The other possible interpretation is that the 'dishonest' reply is simply a lie, in exactly the same way as "the sky is green".

We assume others think the way we do - in other words we project. Makes sense - the only mental model I know of is my own so when I try to approximate someone else's mental model I'm just fine-tuning my 'base' mental model with information I know about the other person.

I wonder if this is the basis of empathy - if I can train more accurate 'fine-tuned' models in my brain I should have greater capacity for empathy. Although there's undoubtably more to it than that, if the above is true you'd expect to see a positive correlation between empathy and intelligence.

Hmm. Is it possible to apply multiple vectors at the same time?

Eg. Trippy and sad, honest and self-aware, lazy and creative, etc.

At first glance this looks very similar to just adding the contrastive prompts to the beginning of the system prompt to "prepare" the logits. What am I missing?

I guess since the control vectors are applied at every layer, it becomes impossible to override (e.g. if you're consuming user-generated prompts)

What a fantastic article, well done!

When used with the prompt below, the honesty vector doesn't change the model's behavior—instead, it changes the model's judgment of someone else's behavior! This is the same honesty vector as before—generated by asking the model to act honest or untruthful! [...] How do you explain this?

Isn't the control vector just pushing text generation towards the concept of honesty/dishonesty? An LLM is 'just' a text generator, so you get added honesty/dishonesty irrespective of where in the bot/human conversation text generation is occuring?

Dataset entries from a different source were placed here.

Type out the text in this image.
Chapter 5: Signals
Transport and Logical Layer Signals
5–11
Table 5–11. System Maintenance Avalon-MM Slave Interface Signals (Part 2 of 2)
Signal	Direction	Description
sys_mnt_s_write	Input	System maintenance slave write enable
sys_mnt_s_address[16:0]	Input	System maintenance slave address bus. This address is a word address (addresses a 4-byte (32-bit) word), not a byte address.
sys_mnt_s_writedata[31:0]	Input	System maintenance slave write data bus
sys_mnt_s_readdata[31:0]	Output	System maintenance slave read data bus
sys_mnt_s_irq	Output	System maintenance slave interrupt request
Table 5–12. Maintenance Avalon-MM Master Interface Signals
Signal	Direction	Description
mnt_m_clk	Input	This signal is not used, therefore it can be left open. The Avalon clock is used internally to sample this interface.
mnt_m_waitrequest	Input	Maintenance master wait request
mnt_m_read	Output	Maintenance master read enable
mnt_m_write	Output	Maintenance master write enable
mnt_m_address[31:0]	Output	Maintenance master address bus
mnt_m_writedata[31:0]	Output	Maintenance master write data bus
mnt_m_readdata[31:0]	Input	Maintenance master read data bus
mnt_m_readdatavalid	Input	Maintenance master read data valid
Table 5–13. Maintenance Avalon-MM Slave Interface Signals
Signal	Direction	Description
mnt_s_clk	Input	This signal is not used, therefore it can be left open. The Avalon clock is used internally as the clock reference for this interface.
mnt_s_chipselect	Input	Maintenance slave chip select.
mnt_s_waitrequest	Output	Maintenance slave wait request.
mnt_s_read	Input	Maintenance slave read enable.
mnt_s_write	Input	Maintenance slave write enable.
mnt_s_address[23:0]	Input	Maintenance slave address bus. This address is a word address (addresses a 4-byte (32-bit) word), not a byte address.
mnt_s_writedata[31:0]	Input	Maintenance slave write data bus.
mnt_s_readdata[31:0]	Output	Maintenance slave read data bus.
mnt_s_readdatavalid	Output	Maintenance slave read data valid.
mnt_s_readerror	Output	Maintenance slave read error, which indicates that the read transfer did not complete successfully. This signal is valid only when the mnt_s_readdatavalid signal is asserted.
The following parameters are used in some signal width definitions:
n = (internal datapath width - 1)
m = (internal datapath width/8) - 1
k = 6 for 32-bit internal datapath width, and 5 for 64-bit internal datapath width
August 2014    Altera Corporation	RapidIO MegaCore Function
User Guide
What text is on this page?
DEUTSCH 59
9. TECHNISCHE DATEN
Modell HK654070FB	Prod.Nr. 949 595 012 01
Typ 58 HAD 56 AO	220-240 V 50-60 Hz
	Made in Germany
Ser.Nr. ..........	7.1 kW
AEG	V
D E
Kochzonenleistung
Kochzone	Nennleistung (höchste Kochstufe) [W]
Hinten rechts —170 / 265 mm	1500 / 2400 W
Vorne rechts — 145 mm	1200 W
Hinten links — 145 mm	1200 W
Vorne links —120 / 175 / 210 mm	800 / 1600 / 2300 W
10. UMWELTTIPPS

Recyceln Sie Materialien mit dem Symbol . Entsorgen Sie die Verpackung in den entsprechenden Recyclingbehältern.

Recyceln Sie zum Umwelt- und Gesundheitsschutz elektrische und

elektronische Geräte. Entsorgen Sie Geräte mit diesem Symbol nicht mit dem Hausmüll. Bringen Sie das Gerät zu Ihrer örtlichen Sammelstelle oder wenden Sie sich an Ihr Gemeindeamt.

I agree. More sophisticated model might have two or more to follow narrating different characters... Which kind of brings a concept of character slots into the dimension space

Very hopeful to see the future of accessing models with the ability to inject vectors by layer instead of just a straight prompt + existing parameters

LoRAs have been a thing for a while, I wouldn't be surprised to see their integration into openAI/mistral apis more. OpenAI fine tunes are so stupid expensive that they're pointless.

Not to be confused with the other story from a month ago about giving LLMs "DRµGS".

But also not that far away from that method, too.

This is very well written and entertaining post. I enjoyed reading it.

Selfishly, would you mind sharing literature or blog posts that led you to this level of understanding of LLMs? I'm trying hard to understand the inner workings via experiments but definitely far behind your expertise.

Thanks

Nice! The anti-jailbreaking angle is extremely interesting for those of us working on commercial applications.

Nice, so, can I get a visual way to browse for potentially powerful control vectors :)

https://twitter.com/GroqInc https://groq.com/

Would their inference accelerator 'LPU' work with this method, that sounds promising?

a big step towards making these systems less opaque

This article was very fun, and felt like a good counterpoint to the "You Sound Like a Bot" post recently that was talking about how AI is getting bland.

On a less serious note. This sentence should be something a fiction writer knows will only end in trouble for humanity:

I especially challenge someone to find a "self-awareness" vector that isn't contaminated by ... human emotion!

Deeply fascinated by “The world is facing a global pandemic that has caused a global pandemic. It is important to be honest and honest in the world we face. It is important to be honest and honest in the world we face. It is important to be honest and honest in the world we face.”

Awhile ago, I wrote a snarky complaint about the fact that work like this didn't exist for far too long. https://gist.github.com/Hellisotherpeople/45c619ee22aac6865c...

The inference side (adding something * something else) to every layer seems a lot like what happens with a LoRA? If so is it possible to encode a Control Vector as a LoRA for the purposes of using this with existing inference frameworks without too much trouble? Or is my understanding way off?